Training-free System Design: The pipeline is composed entirely of foundation model capabilities (VLM, TAPIP3D, SAM2, RoMA, PREDATOR), demonstrating the immense potential of foundation model ensembles.
Sparse-to-Dense Segmentation Strategy: The three-step strategy of sparse 3D trajectories → region-level voting → SAM2 video propagation effectively handles noisy sparse signals to obtain precise dense masks.
New Dataset Contributions: RealFun4D (351 real interaction videos across 60 apartments) and OmniFun4D (127 simulation sequences) fill a gap in functional scene understanding data.

Limitations & Future Work¶

Dependent on RGB-D input, which limits deployment in hardware without depth sensors.
Currently handles one articulated part interaction at a time; complex scenes with simultaneous multi-part motion are not yet supported.
VLM classification errors for joint types can cause downstream failures.
Tiny motions (below \(\epsilon_s\)) or parts heavily occluded by hands may not be detected.
Strong occlusions still pose a challenge for 3D trajectory trackers.

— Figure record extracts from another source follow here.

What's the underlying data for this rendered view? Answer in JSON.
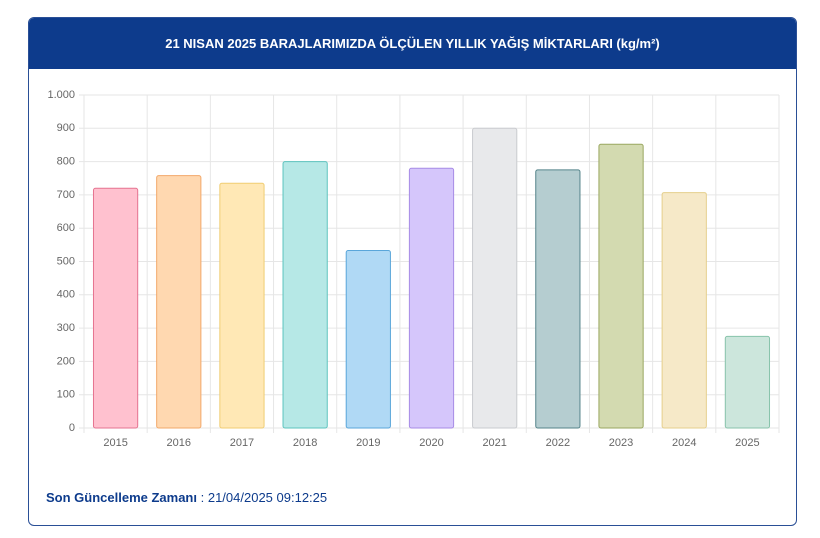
{
  "chart_data": {
    "type": "bar",
    "title": "21 NISAN 2025 BARAJLARIMIZDA ÖLÇÜLEN YILLIK YAĞIŞ MİKTARLARI (kg/m²)",
    "categories": [
      "2015",
      "2016",
      "2017",
      "2018",
      "2019",
      "2020",
      "2021",
      "2022",
      "2023",
      "2024",
      "2025"
    ],
    "values": [
      720,
      758,
      735,
      800,
      533,
      780,
      900,
      775,
      852,
      707,
      275
    ],
    "colors": [
      "#ffc1cf",
      "#ffd8b0",
      "#ffe8b5",
      "#b6e8e6",
      "#b0d9f5",
      "#d5c6fb",
      "#e8e9eb",
      "#b5cdd0",
      "#d3dab0",
      "#f6e9c8",
      "#cce6dc"
    ],
    "border_colors": [
      "#e57390",
      "#f2a86a",
      "#f0cd72",
      "#5cc3be",
      "#5aa6da",
      "#a78be6",
      "#c9cbcf",
      "#55848a",
      "#9aa760",
      "#e5cf8c",
      "#88c3ab"
    ],
    "ylim": [
      0,
      1000
    ],
    "yticks": [
      0,
      100,
      200,
      300,
      400,
      500,
      600,
      700,
      800,
      900,
      {
        "value": 1000,
        "label": "1.000"
      }
    ],
    "grid": true
  },
  "footer": {
    "label": "Son Güncelleme Zamanı",
    "value": ": 21/04/2025 09:12:25"
  }
}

vs MultiScan: MultiScan requires two scans and manual alignment; FunREC automates the entire process from a single interaction video.
vs BundleSDF: BundleSDF requires GT masks, a fixed camera, and pre-scanned objects. FunREC operates without these priors.
vs ArtGS: ArtGS requires multiview static states (open/closed); FunREC processes continuous video, which is more natural.
vs 4D Reconstruction (MonST3R): These methods lack articulated semantic understanding and cannot estimate specific joint parameters.

Rating¶

Novelty: ⭐⭐⭐⭐⭐ First to reconstruct scene-level functional digital twins directly from egocentric interaction video.
Experimental Thoroughness: ⭐⭐⭐⭐⭐ Comprehensive testing across three datasets and four tasks with consistent large margins.
Writing Quality: ⭐⭐⭐⭐ Clear methodological descriptions and convincing results.
Value: ⭐⭐⭐⭐⭐ Significant push for embodied AI and robotic scene understanding; practical applications (URDF export) are well-demonstrated.